Information on the Service may include typographical errors, inaccuracies, or omissions, and we retain the right to rectify any such errors and to modify or update the information without advance notice.
Your continued use of the Service following the posting of revised Terms means that you accept and agree to the changes. If you do not agree to the new terms, you are no longer authorized to use the Service.
All amendments to the Agreement must be made in writing and signed by each Party.
No waiver by Company of any term or condition set forth in Terms shall be deemed a further or continuing waiver of such term or condition or a waiver of any other term or condition, and any failure of Company to assert a right or provision under Terms shall not constitute a waiver of such right or provision.
If any provision of Terms is held by a court or other tribunal of competent jurisdiction to be invalid, illegal or unenforceable for any reason, such provision shall be eliminated or limited to the minimum extent such that the remaining provisions of Terms will continue in full force and effect.
If the fulfilment of a Party’s obligation under the Agreement is prevented, becomes more difficult or is delayed due to an impediment beyond the Party’s reasonable control (”Force Majeure”), such as, but not limited to, strike, lockouts, boycotts, embargoes, outbreak of epidemic or pandemic, fire, storm, flood, explosion, power failure, war or war-like situations, riot, act of government, act of public or local authority, supply chain breakdowns, labor dispute, water damage, other accident, natural phenomenon, malfunction in telecommunication, lack of source of energy, change in legislation, or price volatility due to the events as defined above, the Party is not deemed to be in breach of the Agreement as long as necessary under the circumstances. A labour dispute is deemed as a Force Majeure event also when the Party is the target or a party to such an action. Force Majeure events suffered by a subcontractor of a Party are also deemed as Force Majeure events. A Party affected by an event of Force Majeure shall notify the other Party of such event as soon as reasonably possible following the occurrence of such event and similarly give notice of the restoration of normal conditions. The Parties shall take all reasonable measures to minimise the consequences of Force Majeure. Each Party shall be entitled to terminate the Agreement in case of an event of Force Majeure in excess of three (3) months.
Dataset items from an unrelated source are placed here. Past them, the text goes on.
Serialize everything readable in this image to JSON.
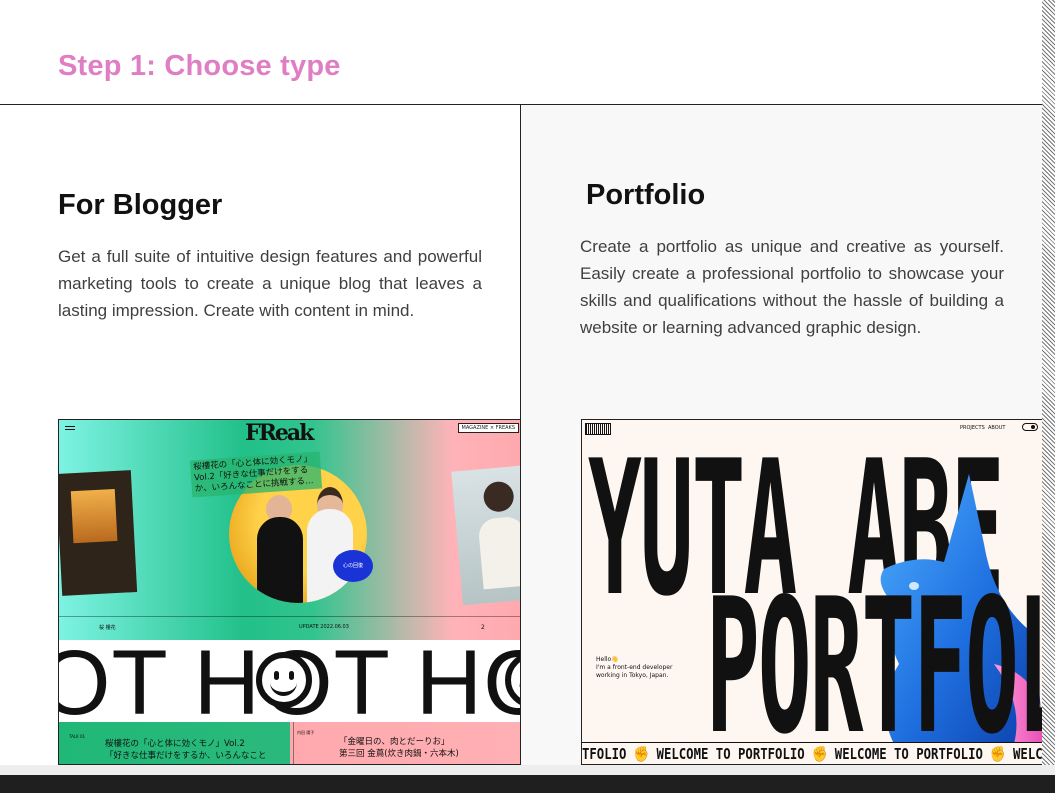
{
  "page": {
    "step_title": "Step 1: Choose type"
  },
  "cards": {
    "blogger": {
      "title": "For Blogger",
      "description": "Get a full suite of intuitive design features and powerful marketing tools to create a unique blog that leaves a lasting impression. Create with content in mind.",
      "preview": {
        "logo": "FReak",
        "nav": "MAGAZINE × FREAKS",
        "caption": "桜樓花の「心と体に効くモノ」Vol.2「好きな仕事だけをするか、いろんなことに挑戦する…",
        "sticker": "心の回復",
        "meta_author": "桜 樓花",
        "meta_update": "UPDATE 2022.06.03",
        "meta_count": "2",
        "hot_text": "OT HOT HO",
        "bottom_left": "桜樓花の「心と体に効くモノ」Vol.2\n「好きな仕事だけをするか、いろんなこと",
        "bottom_right": "「金曜日の、肉とだーりお」\n第三回 金蔦(炊き肉鍋・六本木)",
        "bottom_tag_left": "TALK 01",
        "bottom_tag_right": "内田 陽子"
      }
    },
    "portfolio": {
      "title": "Portfolio",
      "description": "Create a portfolio as unique and creative as yourself. Easily create a professional portfolio to showcase your skills and qualifications without the hassle of building a website or learning advanced graphic design.",
      "preview": {
        "nav_projects": "PROJECTS",
        "nav_about": "ABOUT",
        "headline_1": "YUTA ABE",
        "headline_2": "PORTFOLIO",
        "hello": "Hello👋\nI'm a front-end developer\nworking in Tokyo, Japan.",
        "ticker": "TFOLIO ✊ WELCOME TO PORTFOLIO ✊ WELCOME TO PORTFOLIO ✊ WELCOME TO PORTFOLIO"
      }
    }
  },
  "colors": {
    "accent": "#e07ec4",
    "panel_bg": "#f8f8f8",
    "blog_green": "#22c08a",
    "blog_pink": "#ffa9ae",
    "portfolio_blue": "#1f6fe0"
  }
}
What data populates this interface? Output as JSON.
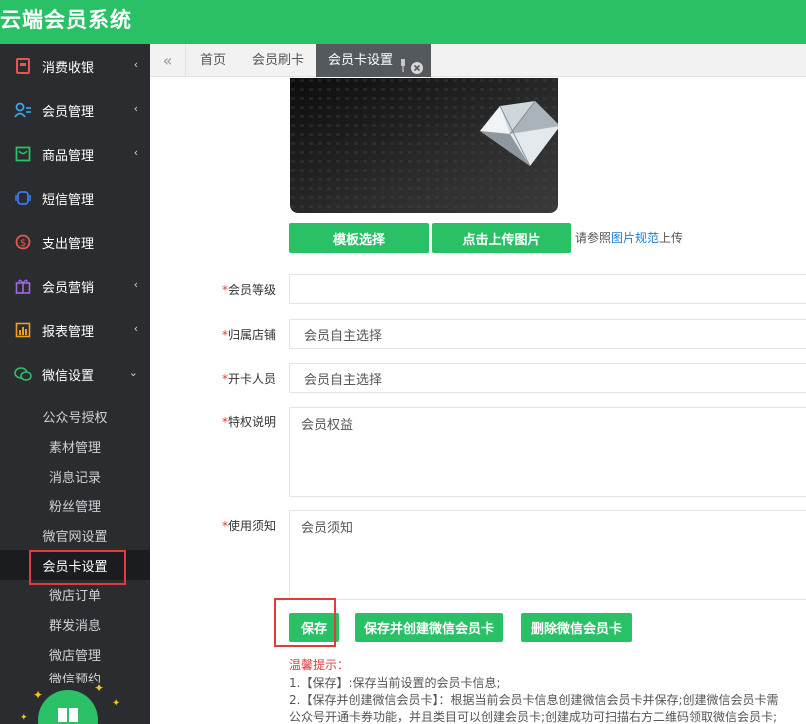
{
  "app": {
    "title": "云端会员系统"
  },
  "sidebar": {
    "items": [
      {
        "label": "消费收银",
        "icon": "cashier-icon",
        "arrow": "‹",
        "color": "#e8544e"
      },
      {
        "label": "会员管理",
        "icon": "members-icon",
        "arrow": "‹",
        "color": "#3aa7e8"
      },
      {
        "label": "商品管理",
        "icon": "goods-icon",
        "arrow": "‹",
        "color": "#2ac066"
      },
      {
        "label": "短信管理",
        "icon": "sms-icon",
        "arrow": "",
        "color": "#3a7be8"
      },
      {
        "label": "支出管理",
        "icon": "expense-icon",
        "arrow": "",
        "color": "#e8544e"
      },
      {
        "label": "会员营销",
        "icon": "gift-icon",
        "arrow": "‹",
        "color": "#9b6ae8"
      },
      {
        "label": "报表管理",
        "icon": "report-icon",
        "arrow": "‹",
        "color": "#f0a020"
      },
      {
        "label": "微信设置",
        "icon": "wechat-icon",
        "arrow": "⌄",
        "color": "#2ac066"
      }
    ],
    "submenu": [
      "公众号授权",
      "素材管理",
      "消息记录",
      "粉丝管理",
      "微官网设置",
      "会员卡设置",
      "微店订单",
      "群发消息",
      "微店管理",
      "微信预约"
    ],
    "active_sub": "会员卡设置"
  },
  "tabs": {
    "prev_icon": "«",
    "items": [
      "首页",
      "会员刷卡",
      "会员卡设置"
    ],
    "active": "会员卡设置",
    "pin_icon": "pin-icon",
    "close_icon": "close-icon"
  },
  "form": {
    "template_button": "模板选择",
    "upload_button": "点击上传图片",
    "hint_prefix": "请参照",
    "hint_link": "图片规范",
    "hint_suffix": "上传",
    "required_mark": "*",
    "level_label": "会员等级",
    "level_value": "",
    "store_label": "归属店铺",
    "store_value": "会员自主选择",
    "opener_label": "开卡人员",
    "opener_value": "会员自主选择",
    "privilege_label": "特权说明",
    "privilege_value": "会员权益",
    "notice_label": "使用须知",
    "notice_value": "会员须知",
    "save_button": "保存",
    "save_create_button": "保存并创建微信会员卡",
    "delete_button": "删除微信会员卡"
  },
  "tips": {
    "title": "温馨提示：",
    "line1": "1.【保存】:保存当前设置的会员卡信息;",
    "line2": "2.【保存并创建微信会员卡】：根据当前会员卡信息创建微信会员卡并保存;创建微信会员卡需",
    "line3": "公众号开通卡券功能，并且类目可以创建会员卡;创建成功可扫描右方二维码领取微信会员卡;"
  },
  "colors": {
    "brand": "#2ac066",
    "sidebar": "#2a2c30",
    "highlight": "#e23b3b",
    "link": "#1a7fd1"
  }
}
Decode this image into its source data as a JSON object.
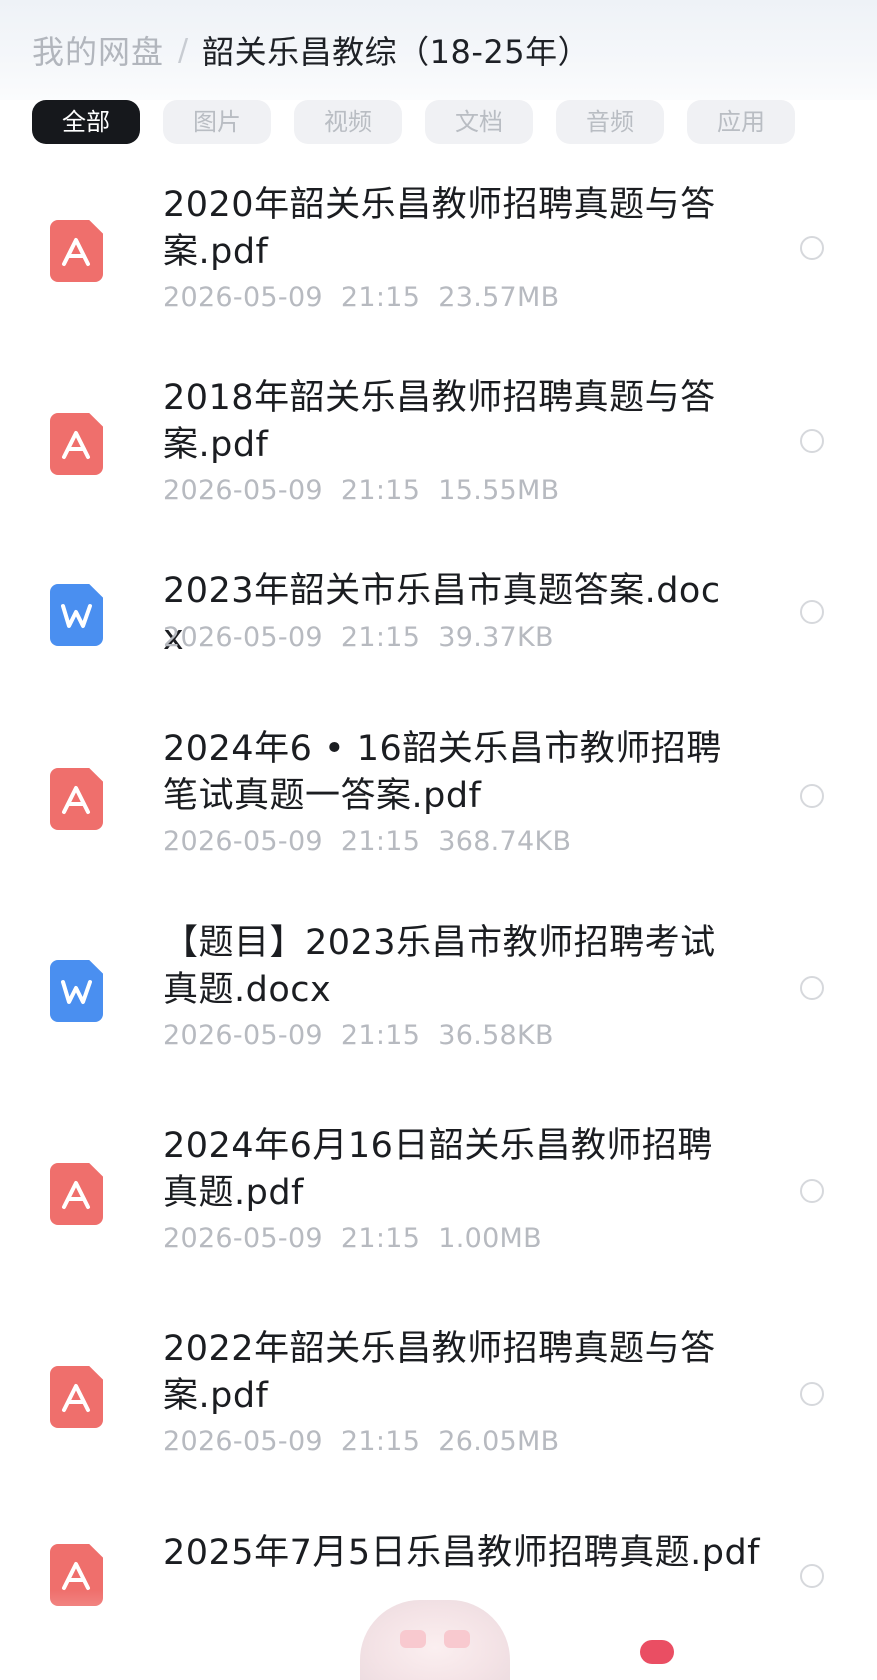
{
  "breadcrumb": {
    "root": "我的网盘",
    "separator": "/",
    "current": "韶关乐昌教综（18-25年）"
  },
  "filters": [
    {
      "label": "全部",
      "active": true
    },
    {
      "label": "图片",
      "active": false
    },
    {
      "label": "视频",
      "active": false
    },
    {
      "label": "文档",
      "active": false
    },
    {
      "label": "音频",
      "active": false
    },
    {
      "label": "应用",
      "active": false
    }
  ],
  "files": [
    {
      "type": "pdf",
      "icon": "pdf-file-icon",
      "name": "2020年韶关乐昌教师招聘真题与答案.pdf",
      "date": "2026-05-09",
      "time": "21:15",
      "size": "23.57MB"
    },
    {
      "type": "pdf",
      "icon": "pdf-file-icon",
      "name": "2018年韶关乐昌教师招聘真题与答案.pdf",
      "date": "2026-05-09",
      "time": "21:15",
      "size": "15.55MB"
    },
    {
      "type": "doc",
      "icon": "word-file-icon",
      "name": "2023年韶关市乐昌市真题答案.docx",
      "date": "2026-05-09",
      "time": "21:15",
      "size": "39.37KB"
    },
    {
      "type": "pdf",
      "icon": "pdf-file-icon",
      "name": "2024年6 • 16韶关乐昌市教师招聘笔试真题一答案.pdf",
      "date": "2026-05-09",
      "time": "21:15",
      "size": "368.74KB"
    },
    {
      "type": "doc",
      "icon": "word-file-icon",
      "name": "【题目】2023乐昌市教师招聘考试真题.docx",
      "date": "2026-05-09",
      "time": "21:15",
      "size": "36.58KB"
    },
    {
      "type": "pdf",
      "icon": "pdf-file-icon",
      "name": "2024年6月16日韶关乐昌教师招聘真题.pdf",
      "date": "2026-05-09",
      "time": "21:15",
      "size": "1.00MB"
    },
    {
      "type": "pdf",
      "icon": "pdf-file-icon",
      "name": "2022年韶关乐昌教师招聘真题与答案.pdf",
      "date": "2026-05-09",
      "time": "21:15",
      "size": "26.05MB"
    },
    {
      "type": "pdf",
      "icon": "pdf-file-icon",
      "name": "2025年7月5日乐昌教师招聘真题.pdf",
      "date": "",
      "time": "",
      "size": ""
    }
  ],
  "colors": {
    "pdf": "#ef6f6c",
    "doc": "#4a8ff0",
    "active_chip": "#16181c"
  }
}
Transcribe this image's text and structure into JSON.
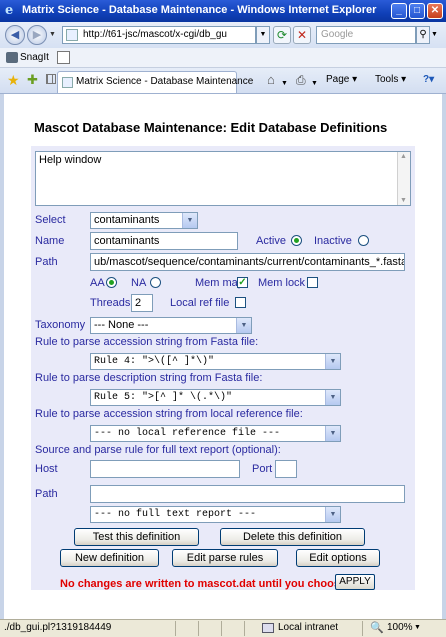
{
  "window": {
    "title": "Matrix Science - Database Maintenance - Windows Internet Explorer",
    "min": "_",
    "max": "□",
    "close": "✕"
  },
  "browser": {
    "url": "http://t61-jsc/mascot/x-cgi/db_gu",
    "search_placeholder": "Google",
    "snagit_label": "SnagIt",
    "tab_title": "Matrix Science - Database Maintenance",
    "page_menu": "Page ▾",
    "tools_menu": "Tools ▾",
    "help_menu": "?▾"
  },
  "page": {
    "title": "Mascot Database Maintenance: Edit Database Definitions",
    "help_text": "Help window",
    "select_label": "Select",
    "select_value": "contaminants",
    "name_label": "Name",
    "name_value": "contaminants",
    "active_label": "Active",
    "active_selected": true,
    "inactive_label": "Inactive",
    "path_label": "Path",
    "path_value": "ub/mascot/sequence/contaminants/current/contaminants_*.fasta",
    "aa_label": "AA",
    "aa_selected": true,
    "na_label": "NA",
    "memmap_label": "Mem map",
    "memmap_checked": true,
    "memlock_label": "Mem lock",
    "memlock_checked": false,
    "threads_label": "Threads",
    "threads_value": "2",
    "localref_label": "Local ref file",
    "localref_checked": false,
    "taxonomy_label": "Taxonomy",
    "taxonomy_value": "--- None ---",
    "rule_accession_label": "Rule to parse accession string from Fasta file:",
    "rule_accession_value": "Rule 4: \">\\([^ ]*\\)\"",
    "rule_description_label": "Rule to parse description string from Fasta file:",
    "rule_description_value": "Rule 5: \">[^ ]* \\(.*\\)\"",
    "rule_localref_label": "Rule to parse accession string from local reference file:",
    "rule_localref_value": "--- no local reference file ---",
    "source_label": "Source and parse rule for full text report (optional):",
    "host_label": "Host",
    "host_value": "",
    "port_label": "Port",
    "port_value": "",
    "fullpath_label": "Path",
    "fullpath_value": "",
    "fulltext_value": "--- no full text report ---",
    "test_button": "Test this definition",
    "delete_button": "Delete this definition",
    "new_button": "New definition",
    "edit_rules_button": "Edit parse rules",
    "edit_options_button": "Edit options",
    "warning": "No changes are written to mascot.dat until you choose:",
    "apply_button": "APPLY"
  },
  "status": {
    "url": "./db_gui.pl?1319184449",
    "zone": "Local intranet",
    "zoom": "100%"
  },
  "colors": {
    "label_blue": "#2a2aa0",
    "panel_bg": "#e9eaf9",
    "warning_red": "#e00000",
    "titlebar_blue": "#1040b8"
  }
}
Either Party may not assign the Agreement to a third party without the prior written consent of the other Party. However, a Party may assign the Agreement without the consent of the other Party to a transferee, when assigning the ownership of the Party’s business assets or part thereof, or to the Party’s affiliated company, and, for the avoidance of doubt, in a merger or a demerger.
The Agreement constitutes the complete agreement between the Parties with respect to the subject matter of the Agreement and supersedes all previous proposals, marketing materials and other communications between the Parties with respect to the subject matter of the Agreement.
By using service or other services provided by us, you acknowledge that you have read these terms of service and agree to be bound by them.
This Terms of Service, together with possible written agreement and any applicable Privacy Policy and other referenced documents, constitutes the entire agreement between Exolyt and Customer regarding the use of the Service.